4. Answer A: This patient is in an intermediate-risk category given his risk factors for cardiovascular disease as well as an auscultory bruit on exam. He would therefore merit further investigation to determine the severity of disease. Carotid ultrasound has been validated through large studies, and in comparison to the “gold standard” of angiography has a sensitivity of >95% for the diagnosis of carotid stenosis >50%. Carotid angiography is not indicated as a first-line study given its invasive nature and the risk of transient (1.3%) or permanent (0.6%) neurologic complications. CT angiography has a lower sensitivity than ultrasound (77% for severe stenosis, 67% for moderate stenosis). In the absence of factors that might make interpretation of ultrasound examination less accurate (i.e., severe LV dysfunction or severe aortic stenosis [AS]), ultrasound would therefore be preferred.
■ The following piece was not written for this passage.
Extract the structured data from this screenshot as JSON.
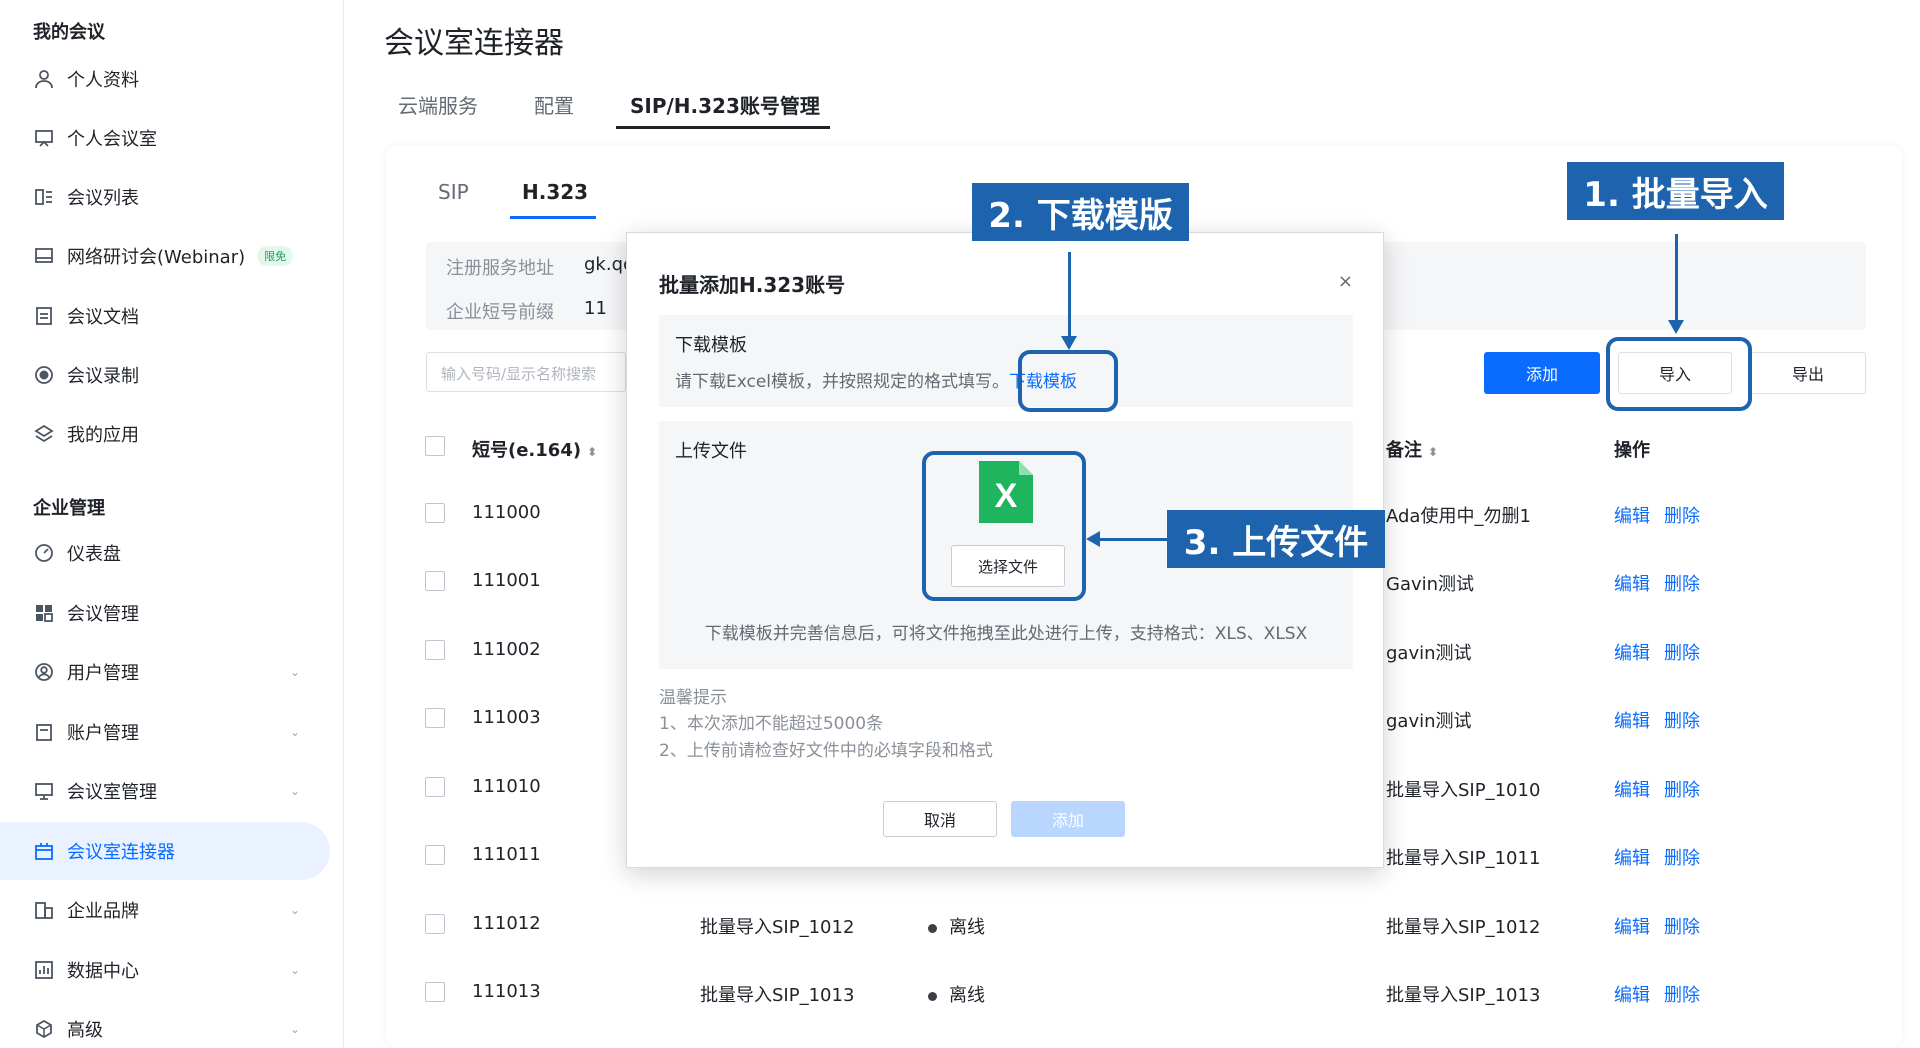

5. Answer D: The patient has severe but asymptomatic carotid stenosis. Therefore, medical management or revascularization (with medical management) would be reasonable. CEA may be beneficial over medical therapy alone if the procedure can be completed with a <3% complication rate and the patient’s life expectancy exceeds 3 years (as expected in this patient) (ACC/ASA Class IIa recommendation). The historic trials on which this benefit is based, however, are dated and may therefore overestimate the benefits of CEA for reducing stroke risk over contemporary medical therapies. CAS has compared favorably to CEA in this patient population, but trades a lower rate of procedural MI for a higher rate of procedural stroke (ACC/ASA Class IIb recommendation). Therefore, a detailed conversation with the patient is imperative to discuss the choice of procedure as well as the risks/benefits of a procedure in comparison to medical therapy alone. Of note, CAS in asymptomatic patients is reimbursed by CMS only under the auspices of a clinical trial.
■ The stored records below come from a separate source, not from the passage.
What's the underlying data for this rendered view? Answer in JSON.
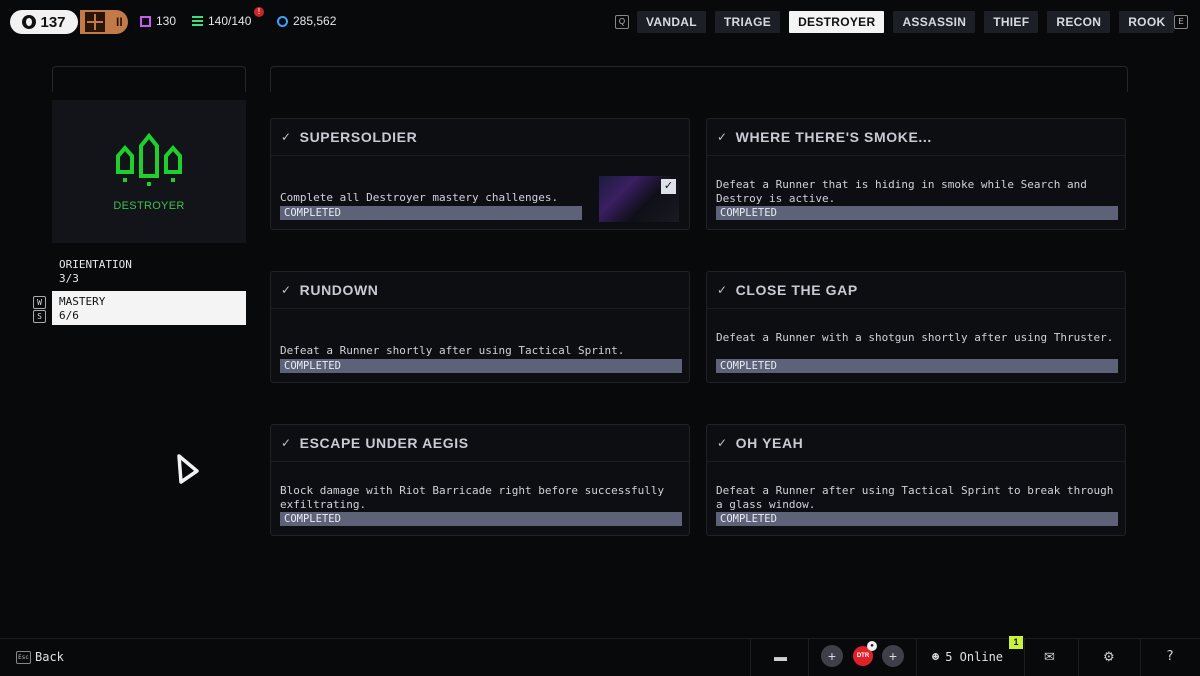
{
  "topbar": {
    "level": "137",
    "rank": "II",
    "stats": {
      "purple": "130",
      "green": "140/140",
      "blue": "285,562"
    },
    "alert": "!",
    "key_left": "Q",
    "key_right": "E",
    "tabs": [
      "VANDAL",
      "TRIAGE",
      "DESTROYER",
      "ASSASSIN",
      "THIEF",
      "RECON",
      "ROOK"
    ],
    "active_tab": "DESTROYER"
  },
  "sidebar": {
    "class_name": "DESTROYER",
    "icon": "destroyer-emblem-icon",
    "icon_color": "#1fd02c",
    "items": [
      {
        "label": "ORIENTATION",
        "progress": "3/3"
      },
      {
        "label": "MASTERY",
        "progress": "6/6"
      }
    ],
    "keys": [
      "W",
      "S"
    ]
  },
  "challenges": [
    {
      "title": "SUPERSOLDIER",
      "desc": "Complete all Destroyer mastery challenges.",
      "status": "COMPLETED"
    },
    {
      "title": "WHERE THERE'S SMOKE...",
      "desc": "Defeat a Runner that is hiding in smoke while Search and Destroy is active.",
      "status": "COMPLETED"
    },
    {
      "title": "RUNDOWN",
      "desc": "Defeat a Runner shortly after using Tactical Sprint.",
      "status": "COMPLETED"
    },
    {
      "title": "CLOSE THE GAP",
      "desc": "Defeat a Runner with a shotgun shortly after using Thruster.",
      "status": "COMPLETED"
    },
    {
      "title": "ESCAPE UNDER AEGIS",
      "desc": "Block damage with Riot Barricade right before successfully exfiltrating.",
      "status": "COMPLETED"
    },
    {
      "title": "OH YEAH",
      "desc": "Defeat a Runner after using Tactical Sprint to break through a glass window.",
      "status": "COMPLETED"
    }
  ],
  "reward_check": "✓",
  "bottombar": {
    "back_key": "Esc",
    "back_label": "Back",
    "online": "5 Online",
    "notifications": "1",
    "help": "?"
  }
}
6. Answer A: CT angiography has been shown in numerous studies to have poor sensitivity in the evaluation of carotid disease, with a sensitivity of 77% for severe stenosis and 67% for moderate stenosis. Calcium blooming artifact is a significant issue. MRA without contrast has poor sensitivity, but gadolinium-enhanced MRA has good sensitivity (95%) and specificity (92%) for diagnosing severe stenosis (>70%). Carotid angiography is considered the “gold standard” of diagnosis for carotid stenosis. Carotid ultrasound has been validated through large studies, and in comparison to angiography has a sensitivity of >95% for the diagnosis of carotid stenosis >50%.
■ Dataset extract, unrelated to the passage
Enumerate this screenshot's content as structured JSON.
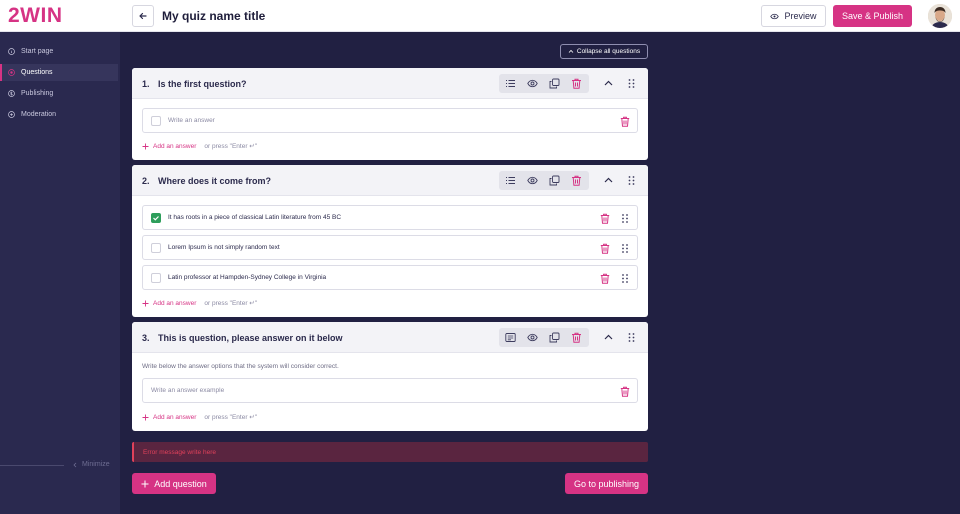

7. Answer D: Numerous studies comparing CEA and CAS have shown a similar rate of overall clinical outcomes but increased risk of stroke with CAS and increased risk of MI with CEA. In patients with restenosis after CEA, stenting is the preferred treatment.
8. Answer C: Infarction of the right MCA territory results in contralateral motor and sensory deficits predominantly affecting the face and arms. Compromise of the right ACA would result in contralateral motor and sensory deficits predominantly affecting the legs. ACA–MCA watershed infarcts may present with proximal greater than distal arm and leg weakness. Furthermore, watershed infarcts generally present in settings of hypoperfusion (i.e., hypotension), while MCA infarcts are the most common location for cardioembolic stroke (which is likely in this patient with a history of CABG, hypertension, and AFib).